«Le train dans le brouillard tarifaire»
CIl y a eu une ruée, comme l’assaut d’un train de banlieue à la gare Saint-Lazare vers 18 heures. Dès le mercredi 2 octobre, les voyageurs se sont rués sur les offres tarifaires mises en ligne par la SNCF pour les fêtes de fin d’année, de Du 15 décembre au 8 janvier. En une journée, 1,7 million de billets TGV InOui et Intercités ont été vendus sur SNCF Connect. Les trains se sont remplis à la vitesse de neuf TGV par minute aux heures de pointe. À des prix parfois jugés exorbitants, avec de fortes variations et suivant la règle du « premier arrivé, premier servi ».
En arrière-boutique, un mécanisme bien rodé : le gestion du rendementinspiré du transport aérien aux Etats-Unis et introduit au début des années 1990 sur le TGV Nord, après une étude sérieuse, par les économistes de la SNCF, sur le succès… d’American Airlines. En introduisant le système, le patron de la SNCF, Jacques Fournier, a assuré que, si les prix des billets » (étaient à plusieurs niveaux) sur une gamme suffisamment large »ils n’étaient pas sujets à la critique «du point de vue de la lutte contre les inégalités sociales». Trente ans plus tard, les cartes de réduction Avantage, les TGV Ouigo et les trains plus lents permettent toujours de voyager à des prix acceptables.
« Besoin d’argent »
Depuis, le rendement a continué à être affiné après les échecs initiaux. Au détriment des consommateurs ? Son objectif premier est de gonfler les marges de l’opérateur. Si prendre un TGV coûte cher, c’est parce qu’il n’est pas subventionné, contrairement aux TER et aux Transilien en Ile-de-France. La SNCF, qui a renoué avec les bénéfices en 2022, a besoin de liquidités. L’État a réduit sa dette de 35 milliards d’euros, mais sa filiale réseaux se retrouve face à un mur d’investissements pour moderniser ses 28 000 kilomètres de voies ferrées vieillissantes.

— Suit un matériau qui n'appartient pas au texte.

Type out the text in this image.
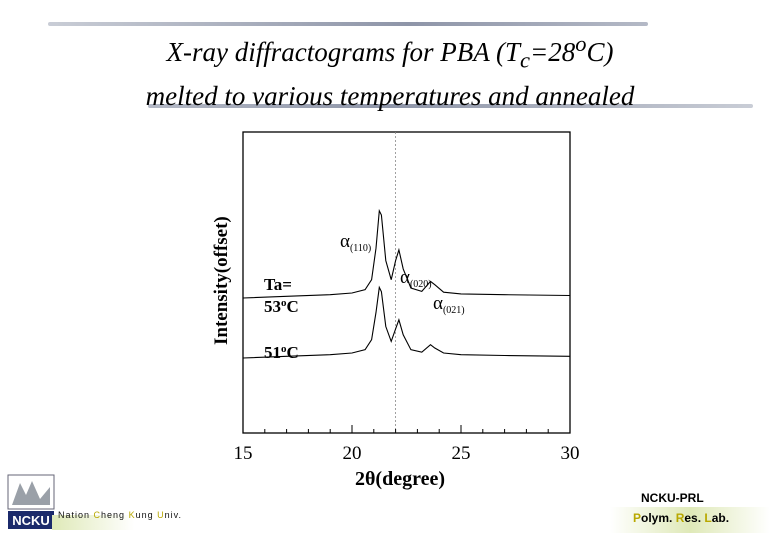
X-ray diffractograms for PBA $(T_c=28^oC)$
melted to various temperatures and annealed
15	20	25	30
2θ(degree)
Intensity(offset)
Ta=
$53^oC$
51$^o$C
$\alpha_{(110)}$
$\alpha_{(020)}$
$\alpha_{(021)}$
NCKU Nation Cheng Kung Univ.
NCKU-PRL
Polym. Res. Lab.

« Les enjeux liés au réseau sont fondamentaux si l’on veut maintenir la fiabilité, la fréquence et les performances » dans les services ferroviaires, a souligné le PDG de la SNCF mercredi devant la commission du développement durable de l’Assemblée nationale. Et Jean-Pierre Farandou a rappelé que ce sont notamment les revenus de la filiale SNCF Voyageurs qui l’ont financé, à hauteur de 1,7 milliard en 2024.

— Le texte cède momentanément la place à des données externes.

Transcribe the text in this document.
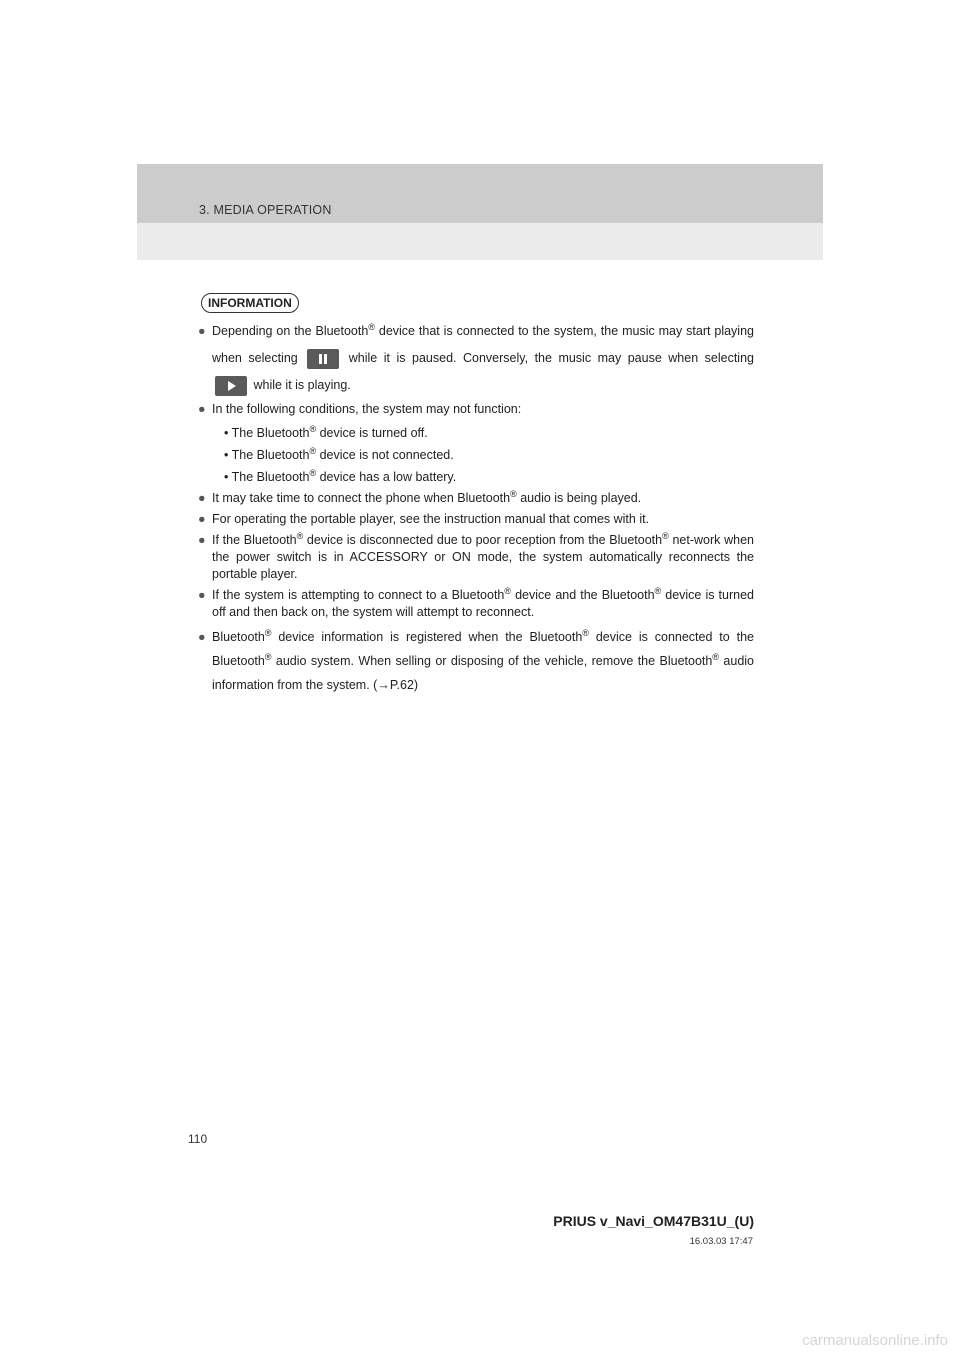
3. MEDIA OPERATION
INFORMATION
● Depending on the Bluetooth® device that is connected to the system, the music may start playing when selecting	while it is paused. Conversely, the music may pause when selecting  while it is playing.
● In the following conditions, the system may not function:
• The Bluetooth® device is turned off.
• The Bluetooth® device is not connected.
• The Bluetooth® device has a low battery.
● It may take time to connect the phone when Bluetooth® audio is being played.
● For operating the portable player, see the instruction manual that comes with it.
● If the Bluetooth® device is disconnected due to poor reception from the Bluetooth® net-work when the power switch is in ACCESSORY or ON mode, the system automatically reconnects the portable player.
● If the system is attempting to connect to a Bluetooth® device and the Bluetooth® device is turned off and then back on, the system will attempt to reconnect.
● Bluetooth® device information is registered when the Bluetooth® device is connected to the Bluetooth® audio system. When selling or disposing of the vehicle, remove the Bluetooth® audio information from the system. (→P.62)
110
PRIUS v_Navi_OM47B31U_(U)
16.03.03 17:47
carmanualsonline.info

Le brouillard sur les prix est-il justifié ? Sans se prononcer sur les prix, l’association de consommateurs UFC-Que Choisir vient d’analyser les offres des sites de réservation en ligne sur vingt-quatre lignes, y compris à l’étranger. Sa conclusion est dure : « L’information sur les prix et les droits des consommateurs sont en train de dérailler. » Sans causer de préjudice commercial à la SNCF. Son slogan des années 1990 – « A nous de vous faire préférer le train » – a fait ses preuves : il regagne du terrain et les Français le soutiennent coûte que coûte.